When we moved to Orange in 1998, we owned a single, 13-inch color TV with rabbit ears. For the first 12 years of our marriage it served us well, both as an entertainment medium and as a symbol of the importance of television in our lives. Unfortunately, tucked in among the hills of Orange we found it virtually impossible to get television reception through old-fashioned , over-the-air technology. And so it was with reluctance that we phoned TimeWarner and, for the first time ever, we signed up for cable, or I should say, the cheapest cable possible: local channels and not much else. It’s the less-than-basic package they refuse to advertise and will sell to you—reluctantly—only if you ask.

Which is to say, the only TV programs we get at our house are mostly unwatchable. (That may also be true if we got the Gazillion Channel Package, but we would never know.) We don’t get HBO or FSN or even Animal Planet for that matter. Its just UPN, ABC, and several others which are incomprehensible even with the subtitles.

So how is it, you might wonder, that my seven-year-old sports nut, Seth, is in the grips of World Cup Fever? Since we don’t get ESPN, most of the games are available to us only in Spanish on Univision. And Seth doesn’t speak a lick of Spanish. In spite of it all, there he is at 6 a.m.—watching Lithuania versus Bora Bora or whatever—and trying to explain to me why the officiating is so bad. At the same time, he has developed a curious vocabulary: falta, tiro de esquina, fuera de lugar, and the one word we all understand, ¡gooooooooooooooool!

What I find so interesting is how this event has begun to introduce Seth to other lands and other cultures. (Do you know where Trinidad & Tobago is? I didn’t. Seth does.) It’s not just that the announcers are speaking in a foreign tongue, but he gets a chance to see the passion of the spectacle which isn’t present at all in the United States. When I was on my mission in Uruguay, I witnessed firsthand the way in which the sport both divided the country (Nacional and Peñarol were the Yankees and Red Sox of their pro soccer league) and united it (in international competition anyway). I even found myself out working one night when Uruguay won the Gold Cup soccer tournament, and all 1.5 million citizens of Montevideo (or so it seemed) streamed into my neighborhood to celebrate. It was as if I had stepped into a completely different universe where I watched, agog, as the citizenry joined in song, deliriously happy, united by a silly game.

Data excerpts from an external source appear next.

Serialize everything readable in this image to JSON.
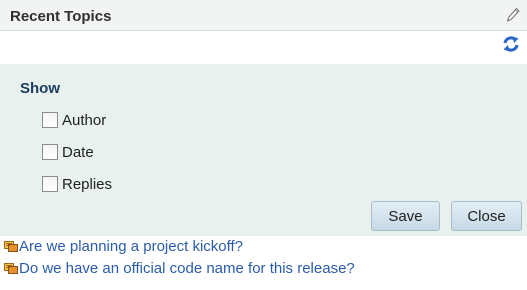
{
  "header": {
    "title": "Recent Topics",
    "edit_icon": "pencil-icon",
    "refresh_icon": "refresh-icon"
  },
  "show_panel": {
    "label": "Show",
    "options": [
      {
        "label": "Author",
        "checked": false
      },
      {
        "label": "Date",
        "checked": false
      },
      {
        "label": "Replies",
        "checked": false
      }
    ],
    "save_label": "Save",
    "close_label": "Close"
  },
  "topics": [
    {
      "title": "Are we planning a project kickoff?",
      "icon": "topic-icon"
    },
    {
      "title": "Do we have an official code name for this release?",
      "icon": "topic-icon"
    }
  ],
  "colors": {
    "header_bg": "#f1f4f2",
    "panel_bg": "#e9f1ef",
    "link": "#2b5bad",
    "refresh": "#2a66c8"
  }
}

Or perhaps not so silly. After all, the World Cup brings people from all over the world into close proximity and forces them, for a couple of hours anyway, to give some thought to another place and people. I witnessed, for example, a moment at the conclusion of one of these matches in which players from opposing teams exchanged jerseys in a traditional display of post-game sportsmanship. One of the players noticed blood on his shirt—the result, no doubt, of rough play—and then good-naturedly insisted on giving his opponent a clean, unstained one instead. It was a marvelous moment of international goodwill, and I was pleased to have Seth see it.

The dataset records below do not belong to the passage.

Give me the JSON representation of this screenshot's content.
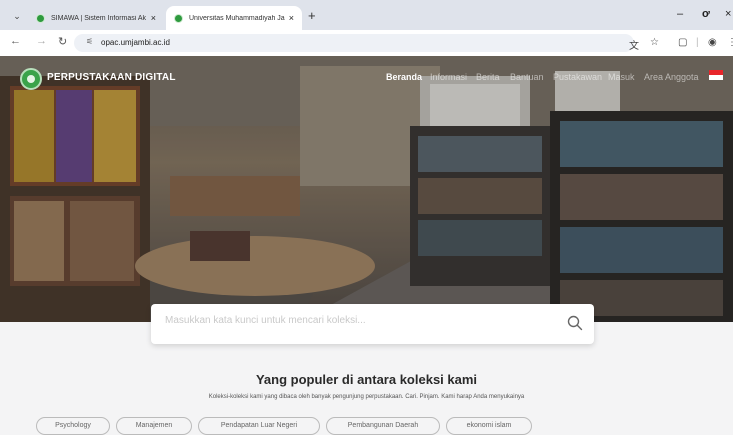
{
  "browser": {
    "tabs": [
      {
        "title": "SIMAWA | Sistem Informasi Ak",
        "active": false
      },
      {
        "title": "Universitas Muhammadiyah Ja",
        "active": true
      }
    ],
    "close_glyph": "×",
    "new_tab_glyph": "+",
    "url": "opac.umjambi.ac.id",
    "window_controls": {
      "minimize": "–",
      "maximize": "ơ",
      "close": "×"
    },
    "icons": [
      "tab-list-icon",
      "back-icon",
      "forward-icon",
      "reload-icon",
      "site-settings-icon",
      "translate-icon",
      "bookmark-star-icon",
      "extensions-icon",
      "profile-icon",
      "menu-icon"
    ]
  },
  "site": {
    "brand": "PERPUSTAKAAN DIGITAL",
    "brand_color": "#3aa34a",
    "nav": [
      "Beranda",
      "Informasi",
      "Berita",
      "Bantuan",
      "Pustakawan",
      "Masuk",
      "Area Anggota"
    ],
    "active_nav": "Beranda"
  },
  "search": {
    "placeholder": "Masukkan kata kunci untuk mencari koleksi..."
  },
  "popular": {
    "title": "Yang populer di antara koleksi kami",
    "subtitle": "Koleksi-koleksi kami yang dibaca oleh banyak pengunjung perpustakaan. Cari. Pinjam. Kami harap Anda menyukainya",
    "chips": [
      "Psychology",
      "Manajemen",
      "Pendapatan Luar Negeri",
      "Pembangunan Daerah",
      "ekonomi islam"
    ]
  }
}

I’m even pleased to have him watching in Spanish inasmuch as we now find ourselves living in an increasingly multi-cultural, bilingual city. Watching a game is helping him to resist the ethnocentric tendencies to which we all fall prey, and if we can begin that process at seven instead of seventeen, I’m all for it. One of the things that the gospel of Jesus Christ is supposed to do is make us “no more strangers and foreigners, but fellowcitizens” (Ephesians 2:19). I just never imagined that less-than-basic cable could contribute to that end.